Monday 27 August 2012

Alan Davey – Cyber Tooth


There's a lot of material that's been backed up for review here since the blog has been on an unintended hiatus over the spring and what laughingly passed for the summer months so I suspect that blog entries in the coming week will focus on new records by 'friends of the blog', since I've received new albums from Alan Davey and Sendelica, and the next in the sequence of extended and amended reissues from the Paul Roland catalogue, to name just three in addition to the excellent new Litmus album already covered.

In some ways, holding off from reviewing Cyber Tooth, Alan Davey's latest solo offering, has been a good thing. I know that Alan feels this record to be his strongest solo release to date, whereas for me it has been something of a grower as opposed to the immediate WOW factor of Eclectic Devils, its most recent predecessor. I started off somewhat nonplussed on this album, or more probably not understanding the change in direction that Alan has taken with here, but have enjoyed it more each time I've come back to it. So I'm that at point where I'm finding it a much stronger, more cohesive album than, for instance, Human on the Outside, even if I still want to mark it lower than Eclectic Devils which, in any case, contains the majestic 'Encounter', probably the best track on any Davey solo LP, and the hugely impressive 'Angel Down' with Simon House's guest appearance – so it's a damned hard act to follow.

Cyber Tooth has been on sale for quite a few months now, so I suspect that blog regulars will either have it already or at least know something of the concept of this one but for those needing to catch up on all things in Alan's world – and by gosh this is a driven musician with such a lot of range and so many projects on the juggle to demonstrate that – this, in his own words, is about a computer virus that "eats PC flesh but can't eat Apples... yet."

It's a fairly dark album in texture and in tone – and heavily into its instrumental sequences. Davey's bass lines and keyboards have rarely sounded so brooding, and on tracks such as 'Harmonic Orgone', the whole instrumentation – Davey plays everything on this record – is introspective and moody in a way that we've probably never heard from him before. In that respect, we're getting an unexpected record here, one of maturity and considered experimentation that doesn't rely on what the artist has done before but looks for new avenues and pathways to expand the range of music being played. It's as though Gunslinger has absorbed the full-on rocker within Davey's musical personae and this solo album – much like the path he took with Bridget Wishart on their Djinn collaboration but in a less pronounced way – has been the conduit for a different style and approach.

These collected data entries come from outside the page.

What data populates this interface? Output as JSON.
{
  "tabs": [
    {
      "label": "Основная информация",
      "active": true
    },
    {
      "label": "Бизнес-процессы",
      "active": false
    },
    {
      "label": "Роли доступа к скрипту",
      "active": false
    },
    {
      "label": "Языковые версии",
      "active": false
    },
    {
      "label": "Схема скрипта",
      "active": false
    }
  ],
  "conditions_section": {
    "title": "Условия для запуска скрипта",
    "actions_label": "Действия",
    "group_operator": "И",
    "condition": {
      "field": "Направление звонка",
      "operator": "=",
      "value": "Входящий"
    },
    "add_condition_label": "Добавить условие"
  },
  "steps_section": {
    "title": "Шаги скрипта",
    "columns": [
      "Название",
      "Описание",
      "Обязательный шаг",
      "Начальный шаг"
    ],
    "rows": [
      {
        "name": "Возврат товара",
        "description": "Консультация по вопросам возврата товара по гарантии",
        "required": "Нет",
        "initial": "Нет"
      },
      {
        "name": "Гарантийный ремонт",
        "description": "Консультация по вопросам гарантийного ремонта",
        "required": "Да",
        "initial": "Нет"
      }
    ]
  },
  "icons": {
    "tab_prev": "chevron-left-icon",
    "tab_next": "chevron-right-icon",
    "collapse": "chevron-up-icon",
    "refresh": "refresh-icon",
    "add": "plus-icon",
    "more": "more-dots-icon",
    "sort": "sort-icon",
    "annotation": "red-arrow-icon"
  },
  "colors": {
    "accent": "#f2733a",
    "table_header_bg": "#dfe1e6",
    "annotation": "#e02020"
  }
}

Perhaps this is what took away the immediacy from this record – they way he's working is still familiar in parts and if you were played most tracks cold then you'd finger them as being by Alan Davey pretty much from the start but it's still enough of a deviation, or more properly I guess an expansion, to have you running to catch up with the new routes that he's taking here. And perhaps that in part is because he's nailed his concept material, the whole inner-workings of computer technology thing, its impact on us and the way that we've created for ourselves a new method of our own destruction through computer viruses and spyware programming.

In Record Collector this month (September cover date) I'm reviewing Paul Hayles' Lastwind album, Return of a Sonic Assassin,and contrasting its cohesion with what I'd previously felt to be the more ramshackle scattergun of the latest Hawkwind release, Onward. The same would apply here, really. I mean, hell, the same would apply to all of Alan Davey's post-Hawkwind solo albums. There's a sense of flow and continuity to this record that knows its history and realises how to build on that by keeping core musical themes while spreading out to new bases so that it's the quintessential space-rock that we're craving but with a flexibility and an ambitiously roving creative eye. So I'm pleased I didn't review it on receipt and, while I'll stick to my guns on Cyber Tooth in comparison to Eclectic Devils, I'm pretty pleased with what I'm getting from this record's repeated plays.

Pick of the album: 'Cyber Tooth'. The title-track, though it's situated at midpoint, really sets up the concept at work here. 'Cyber Tooth has a nasty bite / cyber tooth gets in at night / cyber tooth will eat your disc / invisible spyware fist'. It's gritty and relentless.